Perhaps the worst thing is that the private sector is still laying off. As I write this, AOL has announced 2,000 jobs will be cut from its staff of about 6,000. And the rich-world think tank the Organization for Economic Co-operation and Development says there are more job losses to come.
Animal spirits
Reversing that trend will not be easy. Creating real private-sector jobs requires real demand for products and services.
According to some doubters, government spending doesn't help at all. They insist that the only thing that can restart economic growth is a change of mood or, as British economist John Maynard Keynes called it, a renewal of "animal spirits."
I haven't heard one person who thinks Flaherty is going to announce more stimulus spending on Friday when he talks on the subject of "recession and recovery." If he goes there at all, it's likely the finance minister is going to tell us how he is going to prevent the deficit from growing out of control.
But Mr. Flaherty has an ace up his sleeve.
Right now, there are hesitant signs that animal spirits are reviving. And remember the mayors complaining that the infrastructure money had not started to flow in time for the summer construction season?
Think of all that cash, set aside in last year's budget. The government has promised a stimulus progress report at the beginning of December. Likely, it will show that money is being transferred to provinces and municipalities but not yet spent. According to federal accounts, once transferred, that money is gone. But it isn't really. Infrastructure spending leaks into the economy slowly as recipients dole it out.

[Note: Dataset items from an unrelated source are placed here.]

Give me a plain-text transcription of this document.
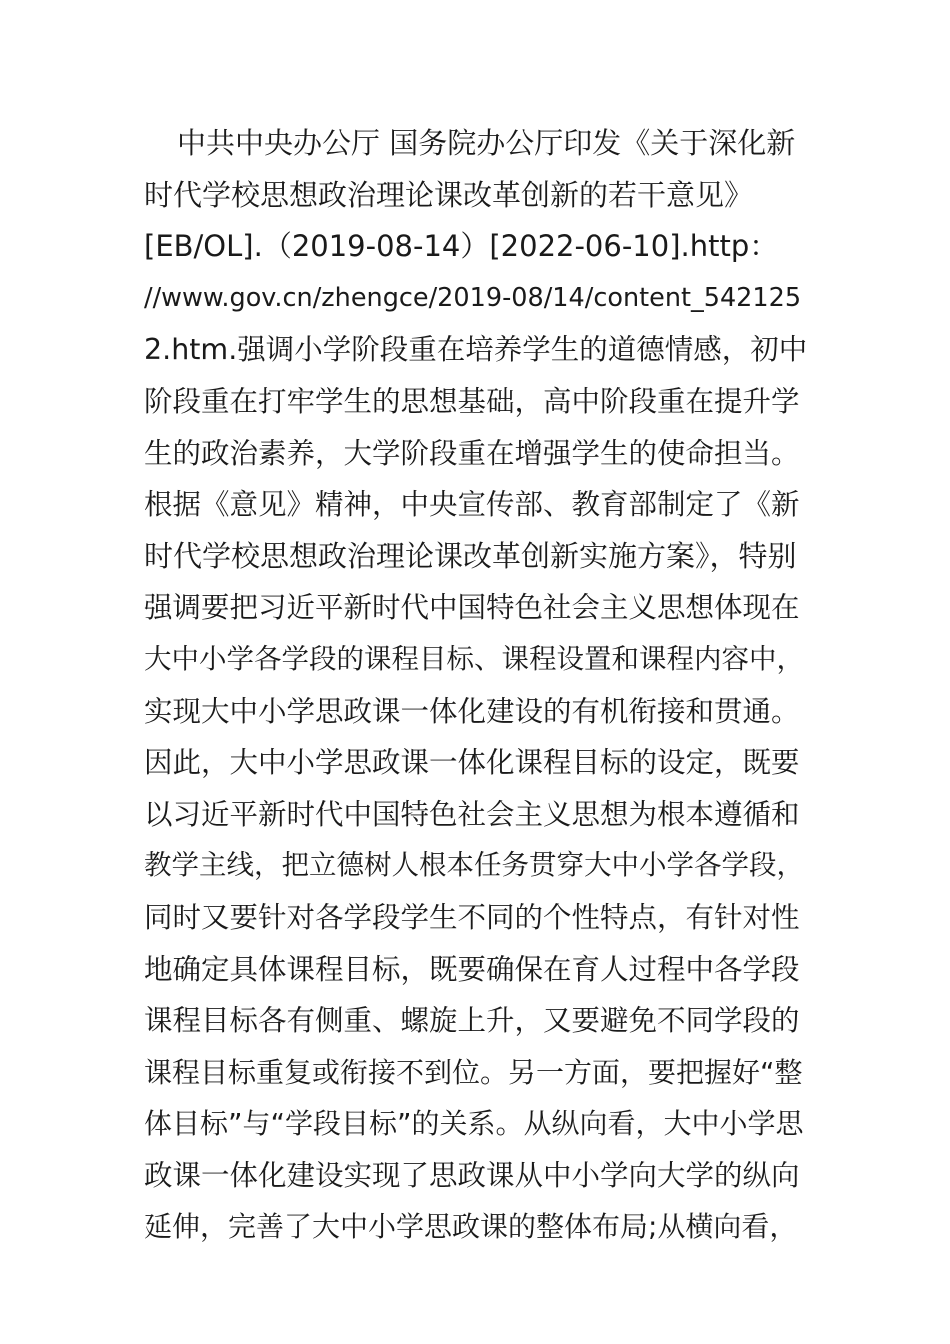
中共中央办公厅 国务院办公厅印发《关于深化新
时代学校思想政治理论课改革创新的若干意见》
[EB/OL].（2019-08-14）[2022-06-10].http：
//www.gov.cn/zhengce/2019-08/14/content_542125
2.htm.强调小学阶段重在培养学生的道德情感，初中
阶段重在打牢学生的思想基础，高中阶段重在提升学
生的政治素养，大学阶段重在增强学生的使命担当。
根据《意见》精神，中央宣传部、教育部制定了《新
时代学校思想政治理论课改革创新实施方案》，特别
强调要把习近平新时代中国特色社会主义思想体现在
大中小学各学段的课程目标、课程设置和课程内容中，
实现大中小学思政课一体化建设的有机衔接和贯通。
因此，大中小学思政课一体化课程目标的设定，既要
以习近平新时代中国特色社会主义思想为根本遵循和
教学主线，把立德树人根本任务贯穿大中小学各学段，
同时又要针对各学段学生不同的个性特点，有针对性
地确定具体课程目标，既要确保在育人过程中各学段
课程目标各有侧重、螺旋上升，又要避免不同学段的
课程目标重复或衔接不到位。另一方面，要把握好“整
体目标”与“学段目标”的关系。从纵向看，大中小学思
政课一体化建设实现了思政课从中小学向大学的纵向
延伸，完善了大中小学思政课的整体布局;从横向看，
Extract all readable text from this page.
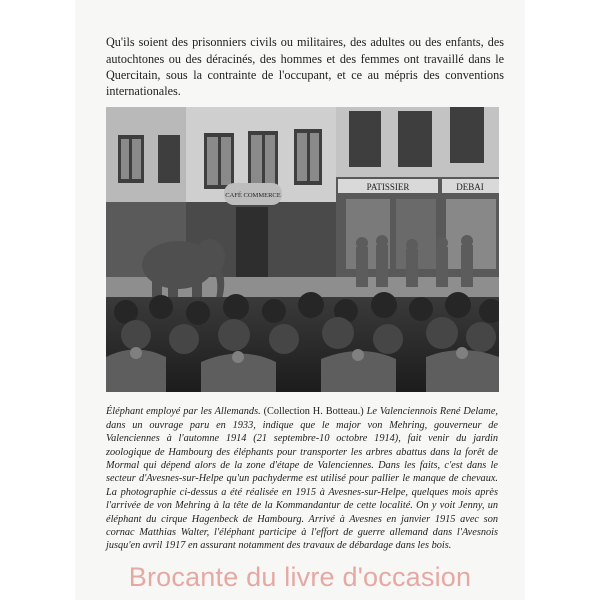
Qu'ils soient des prisonniers civils ou militaires, des adultes ou des enfants, des autochtones ou des déracinés, des hommes et des femmes ont travaillé dans le Quercitain, sous la contrainte de l'occupant, et ce au mépris des conventions internationales.

PATISSIER	DEBAI
CAFÉ COMMERCE

Éléphant employé par les Allemands. (Collection H. Botteau.) Le Valenciennois René Delame, dans un ouvrage paru en 1933, indique que le major von Mehring, gouverneur de Valenciennes à l'automne 1914 (21 septembre-10 octobre 1914), fait venir du jardin zoologique de Hambourg des éléphants pour transporter les arbres abattus dans la forêt de Mormal qui dépend alors de la zone d'étape de Valenciennes. Dans les faits, c'est dans le secteur d'Avesnes-sur-Helpe qu'un pachyderme est utilisé pour pallier le manque de chevaux. La photographie ci-dessus a été réalisée en 1915 à Avesnes-sur-Helpe, quelques mois après l'arrivée de von Mehring à la tête de la Kommandantur de cette localité. On y voit Jenny, un éléphant du cirque Hagenbeck de Hambourg. Arrivé à Avesnes en janvier 1915 avec son cornac Matthias Walter, l'éléphant participe à l'effort de guerre allemand dans l'Avesnois jusqu'en avril 1917 en assurant notamment des travaux de débardage dans les bois.

Brocante du livre d'occasion
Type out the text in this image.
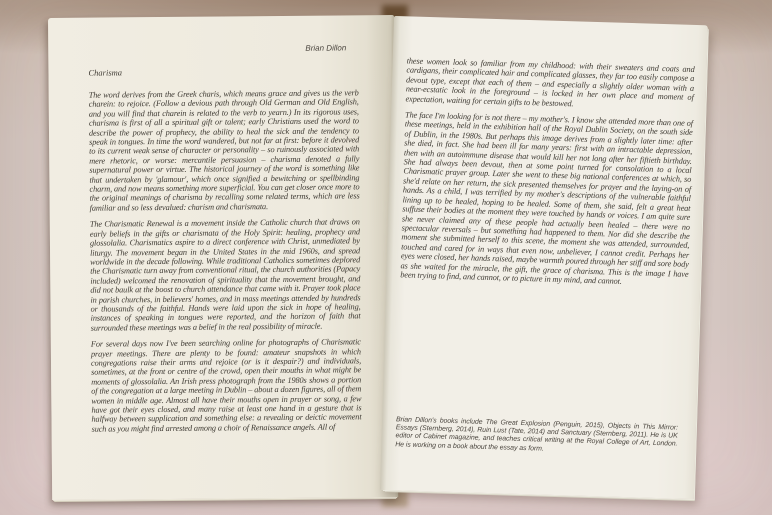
Brian Dillon
Charisma

The word derives from the Greek charis, which means grace and gives us the verb charein: to rejoice. (Follow a devious path through Old German and Old English, and you will find that charein is related to the verb to yearn.) In its rigorous uses, charisma is first of all a spiritual gift or talent; early Christians used the word to describe the power of prophecy, the ability to heal the sick and the tendency to speak in tongues. In time the word wandered, but not far at first: before it devolved to its current weak sense of character or personality – so ruinously associated with mere rhetoric, or worse: mercantile persuasion – charisma denoted a fully supernatural power or virtue. The historical journey of the word is something like that undertaken by 'glamour', which once signified a bewitching or spellbinding charm, and now means something more superficial. You can get closer once more to the original meanings of charisma by recalling some related terms, which are less familiar and so less devalued: charism and charismata.

The Charismatic Renewal is a movement inside the Catholic church that draws on early beliefs in the gifts or charismata of the Holy Spirit: healing, prophecy and glossolalia. Charismatics aspire to a direct conference with Christ, unmediated by liturgy. The movement began in the United States in the mid 1960s, and spread worldwide in the decade following. While traditional Catholics sometimes deplored the Charismatic turn away from conventional ritual, the church authorities (Papacy included) welcomed the renovation of spirituality that the movement brought, and did not baulk at the boost to church attendance that came with it. Prayer took place in parish churches, in believers' homes, and in mass meetings attended by hundreds or thousands of the faithful. Hands were laid upon the sick in hope of healing, instances of speaking in tongues were reported, and the horizon of faith that surrounded these meetings was a belief in the real possibility of miracle.

For several days now I've been searching online for photographs of Charismatic prayer meetings. There are plenty to be found: amateur snapshots in which congregations raise their arms and rejoice (or is it despair?) and individuals, sometimes, at the front or centre of the crowd, open their mouths in what might be moments of glossolalia. An Irish press photograph from the 1980s shows a portion of the congregation at a large meeting in Dublin – about a dozen figures, all of them women in middle age. Almost all have their mouths open in prayer or song, a few have got their eyes closed, and many raise at least one hand in a gesture that is halfway between supplication and something else: a revealing or deictic movement such as you might find arrested among a choir of Renaissance angels. All of

these women look so familiar from my childhood: with their sweaters and coats and cardigans, their complicated hair and complicated glasses, they far too easily compose a devout type, except that each of them – and especially a slightly older woman with a near-ecstatic look in the foreground – is locked in her own place and moment of expectation, waiting for certain gifts to be bestowed.

The face I'm looking for is not there – my mother's. I know she attended more than one of these meetings, held in the exhibition hall of the Royal Dublin Society, on the south side of Dublin, in the 1980s. But perhaps this image derives from a slightly later time: after she died, in fact. She had been ill for many years: first with an intractable depression, then with an autoimmune disease that would kill her not long after her fiftieth birthday. She had always been devout, then at some point turned for consolation to a local Charismatic prayer group. Later she went to these big national conferences at which, so she'd relate on her return, the sick presented themselves for prayer and the laying-on of hands. As a child, I was terrified by my mother's descriptions of the vulnerable faithful lining up to be healed, hoping to be healed. Some of them, she said, felt a great heat suffuse their bodies at the moment they were touched by hands or voices. I am quite sure she never claimed any of these people had actually been healed – there were no spectacular reversals – but something had happened to them. Nor did she describe the moment she submitted herself to this scene, the moment she was attended, surrounded, touched and cared for in ways that even now, unbeliever, I cannot credit. Perhaps her eyes were closed, her hands raised, maybe warmth poured through her stiff and sore body as she waited for the miracle, the gift, the grace of charisma. This is the image I have been trying to find, and cannot, or to picture in my mind, and cannot.

Brian Dillon's books include The Great Explosion (Penguin, 2015), Objects in This Mirror: Essays (Sternberg, 2014), Ruin Lust (Tate, 2014) and Sanctuary (Sternberg, 2011). He is UK editor of Cabinet magazine, and teaches critical writing at the Royal College of Art, London. He is working on a book about the essay as form.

Those are the tiny time pills.
Imagine them circulating through the economy, each one attached to a cartoon giant cardboard cheque.
And if we really have hit the bottom, if the private sector economy really is beginning to creep back, then delays in the launch of stimulus projects might have been a blessing. Because if the real economy is on the verge of growth, now is the time when stimulus can provide a crucial jump-start and really make a difference.
The future remains murky, but maybe the tiny time pills will be enough to get our country's sick private-sector economy back on its feet — and provide long-lasting relief.